An unbounded number of canard limit cycles in linear regularizations of piecewise linear systems
Renato Huzak, Otavio Henrique Perez
TL;DR
The paper addresses whether linear regularizations of planar piecewise-linear systems with non-monotone transition functions can yield arbitrarily many canard-type limit cycles. It introduces two generic breaking mechanisms—Hopf breaking (one critical point in $(-1,1)$) and jump breaking (three critical points)—and uses the slow divergence integral to translate zeros into hyperbolic cycles. By constructing X,Y and families of transition functions φ_k (with one critical point) and φ_{b,k} (with three critical points), the authors prove that for each target count $k$, there exist regularization parameters and small ε>0 such that at least $k+1$ hyperbolic canard cycles appear inside the regularization stripe.

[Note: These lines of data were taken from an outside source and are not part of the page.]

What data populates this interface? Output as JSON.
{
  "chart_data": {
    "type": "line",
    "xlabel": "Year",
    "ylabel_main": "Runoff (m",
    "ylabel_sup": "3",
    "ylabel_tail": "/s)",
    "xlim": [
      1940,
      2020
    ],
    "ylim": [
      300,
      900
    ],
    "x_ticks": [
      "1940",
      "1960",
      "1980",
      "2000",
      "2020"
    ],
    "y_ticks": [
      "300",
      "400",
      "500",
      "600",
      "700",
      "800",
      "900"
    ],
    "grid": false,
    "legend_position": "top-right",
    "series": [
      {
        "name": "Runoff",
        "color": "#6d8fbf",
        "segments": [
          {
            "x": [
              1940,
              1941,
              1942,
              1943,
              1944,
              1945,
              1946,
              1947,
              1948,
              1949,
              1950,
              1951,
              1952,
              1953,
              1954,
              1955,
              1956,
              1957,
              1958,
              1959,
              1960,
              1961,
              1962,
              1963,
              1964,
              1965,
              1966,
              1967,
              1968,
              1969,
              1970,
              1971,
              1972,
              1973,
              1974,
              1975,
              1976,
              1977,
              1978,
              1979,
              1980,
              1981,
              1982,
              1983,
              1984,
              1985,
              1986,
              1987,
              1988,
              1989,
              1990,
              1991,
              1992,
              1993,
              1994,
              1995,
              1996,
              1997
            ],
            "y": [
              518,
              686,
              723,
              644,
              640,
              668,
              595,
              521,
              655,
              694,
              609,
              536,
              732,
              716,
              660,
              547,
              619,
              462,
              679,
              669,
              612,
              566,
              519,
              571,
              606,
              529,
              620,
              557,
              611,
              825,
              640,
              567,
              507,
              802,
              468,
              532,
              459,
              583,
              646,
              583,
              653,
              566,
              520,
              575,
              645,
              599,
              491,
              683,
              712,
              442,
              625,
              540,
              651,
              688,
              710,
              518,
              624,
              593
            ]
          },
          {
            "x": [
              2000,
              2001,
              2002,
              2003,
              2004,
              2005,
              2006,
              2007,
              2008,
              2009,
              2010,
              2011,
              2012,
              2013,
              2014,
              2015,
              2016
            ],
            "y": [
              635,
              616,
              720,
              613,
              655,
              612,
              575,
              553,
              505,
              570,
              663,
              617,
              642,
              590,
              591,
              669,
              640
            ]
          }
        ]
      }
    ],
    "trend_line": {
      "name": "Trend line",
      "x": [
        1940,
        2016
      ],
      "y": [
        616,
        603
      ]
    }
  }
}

The work advances the understanding of unbounded canard cycles in linear regularizations of PWL systems and connects slow-fast theory, Liénard reductions, and explicit transition-function design, with implications for Hilbert-type problems in slow-fast dynamics.
Abstract
The purpose of this paper is to study the number of limit cycles of canard type in linear regularizations of piecewise linear systems with non-monotonic transition functions. Using the notion of slow divergence integral and elementary breaking mechanisms, we construct systems with an arbitrary finite number of hyperbolic limit cycles. The Hopf breaking mechanism deals with transition functions with precisely one critical point in the interval $(-1,1)$. On the other hand, the jump breaking mechanism produces any number of limit cycles using transition functions with precisely three critical points in $(-1,1)$.